III- Travail et technique affirment-ils l’humanité de l’homme ?

Qu’est ce que le travail ? (activité par laquelle l’homme transforme les choses de la nature pour produire des
biens utiles.) L’étymologie du mot, du latin « tripalium » renvoie à la torture. En effet , le travail est toujours pénible ,
effort sur les choses et sur soi-même, C’est pourquoi , dans la tradition grecque , il était réservé aux esclaves(le ponos) .le
travail de l’artisan est l’ergon ; Tous deux ont rapport à la matière. Seul comptait pour les grecs l’activité de l’esprit .Dans
la Bible , Le travail est le châtiment qui suit le péché originel ;l’injonction : « Tu gagneras ton pain à la sueur de ton
front » et « tu enfanteras dans la douleur » Le travail est donc une contrainte .Les latins opposaient loisir au travail ,
otium à négotium. Le loisir est activité libre sans pour autant être divertissante.

1- Le travail est une aliénation .

Toutes ces représentations dévalorisent le travail , considéré comme une activité aliénante , car ,il soumet
l’homme à la nécessité ( nécessité de travailler pour vivre), il aliène l’homme à l’urgence du besoin , Marx montre que
le travailleur , dans la société industrielle capitaliste est dépossédé de son travail qui devient une marchandise. Sa force
du travail se transforme en marchandise , extérieure à lui. Nietzsche va jusqu’à considérer le travail « la meilleure des
polices » du moment qu’ il « tient chacun en bride » et l’empêche même de penser à sa condition ( il joue le même rôle
que la religion)

2- la dignité du travail :

Toutefois , ce n’est pas le travail en soi qui dépossède l’individu de son indépendance et de sa dignité , c’est son
insertion dans un système économique qui semble préjudiciable pour l’ouvrier. Au contraire , le travail peut être un
moyen de libération comme l’affirme Hegel à travers la dialectique du maitre et de l’esclave : Le maitre se croit libre , et
c’est l’esclave qui , par le travail a contact avec la nature . Le maitre, gâté par l’oisiveté , ne sait plus rien faire . En
revanche , l’esclave apprend. Par une conversion dialectique exemplaire , le maitre devient l’esclave de son esclave.
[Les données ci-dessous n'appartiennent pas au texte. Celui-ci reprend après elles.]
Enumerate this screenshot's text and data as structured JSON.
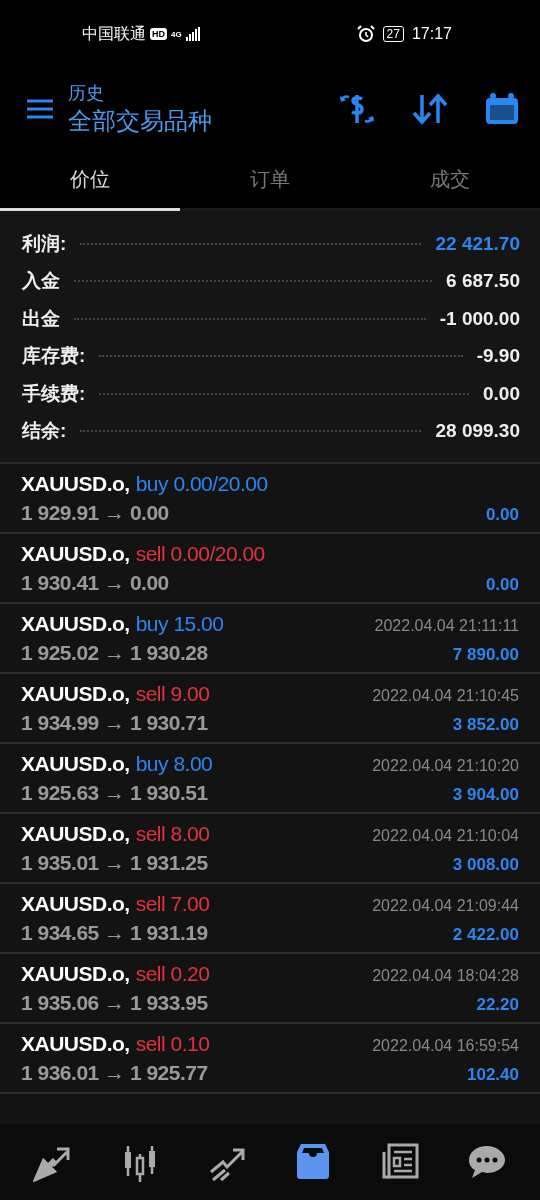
{
  "status_bar": {
    "carrier": "中国联通",
    "hd": "HD",
    "network": "4G",
    "battery": "27",
    "time": "17:17"
  },
  "header": {
    "subtitle": "历史",
    "title": "全部交易品种"
  },
  "tabs": [
    {
      "label": "价位",
      "selected": true
    },
    {
      "label": "订单",
      "selected": false
    },
    {
      "label": "成交",
      "selected": false
    }
  ],
  "summary": [
    {
      "label": "利润:",
      "value": "22 421.70",
      "highlight": true
    },
    {
      "label": "入金",
      "value": "6 687.50",
      "highlight": false
    },
    {
      "label": "出金",
      "value": "-1 000.00",
      "highlight": false
    },
    {
      "label": "库存费:",
      "value": "-9.90",
      "highlight": false
    },
    {
      "label": "手续费:",
      "value": "0.00",
      "highlight": false
    },
    {
      "label": "结余:",
      "value": "28 099.30",
      "highlight": false
    }
  ],
  "trades": [
    {
      "symbol": "XAUUSD.o,",
      "kind": "buy",
      "order": "buy 0.00/20.00",
      "prices": "1 929.91 → 0.00",
      "profit": "0.00"
    },
    {
      "symbol": "XAUUSD.o,",
      "kind": "sell",
      "order": "sell 0.00/20.00",
      "prices": "1 930.41 → 0.00",
      "profit": "0.00"
    },
    {
      "symbol": "XAUUSD.o,",
      "kind": "buy",
      "order": "buy 15.00",
      "prices": "1 925.02 → 1 930.28",
      "time": "2022.04.04 21:11:11",
      "profit": "7 890.00"
    },
    {
      "symbol": "XAUUSD.o,",
      "kind": "sell",
      "order": "sell 9.00",
      "prices": "1 934.99 → 1 930.71",
      "time": "2022.04.04 21:10:45",
      "profit": "3 852.00"
    },
    {
      "symbol": "XAUUSD.o,",
      "kind": "buy",
      "order": "buy 8.00",
      "prices": "1 925.63 → 1 930.51",
      "time": "2022.04.04 21:10:20",
      "profit": "3 904.00"
    },
    {
      "symbol": "XAUUSD.o,",
      "kind": "sell",
      "order": "sell 8.00",
      "prices": "1 935.01 → 1 931.25",
      "time": "2022.04.04 21:10:04",
      "profit": "3 008.00"
    },
    {
      "symbol": "XAUUSD.o,",
      "kind": "sell",
      "order": "sell 7.00",
      "prices": "1 934.65 → 1 931.19",
      "time": "2022.04.04 21:09:44",
      "profit": "2 422.00"
    },
    {
      "symbol": "XAUUSD.o,",
      "kind": "sell",
      "order": "sell 0.20",
      "prices": "1 935.06 → 1 933.95",
      "time": "2022.04.04 18:04:28",
      "profit": "22.20"
    },
    {
      "symbol": "XAUUSD.o,",
      "kind": "sell",
      "order": "sell 0.10",
      "prices": "1 936.01 → 1 925.77",
      "time": "2022.04.04 16:59:54",
      "profit": "102.40"
    }
  ],
  "nav": [
    {
      "kind": "trade",
      "selected": false
    },
    {
      "kind": "chart",
      "selected": false
    },
    {
      "kind": "trend",
      "selected": false
    },
    {
      "kind": "history",
      "selected": true
    },
    {
      "kind": "news",
      "selected": false
    },
    {
      "kind": "chat",
      "selected": false
    }
  ]
}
Le
travail apparait comme une conquête symbolique de la liberté.

Marx , reprenant l’analyse de Hegel , considère que le travail reste humain et libérateur car il est le produit d’une
intelligence humaine , l’animal ne travaille pas , il est soumis à sa nature « ce qui distingue dès l’abord le plus mauvais
architecte de l’abeille la plus experte , c’est que l’architecte porte d’abord sa cellule dans sa tête avant de la construire
dans la ruche . » Ce n’est que lorsque l’organisation capitaliste s’empare du travail qu’il devient aliéné.

3- Le plaisir du travail :

Le travail lié aux besoins est un moyen ( pour un salaire, pour gagner son pain , pour vivre en somme) il n’est pas
un but , une finalité de la vie qui promet le plaisir. Seuls les artistes , les contemplatifs et les riches oisifs font de leur
travail une activité libre , selon Nietzsche . Car ces derniers font du travail , de la peine une source de joie , une œuvre.
Dans ses propos sur le bonheur le philosophe Alain montre que « le travail est la meilleure et la pire des choses : la
meilleure , s’il est libre , la pire , s’il est serf ».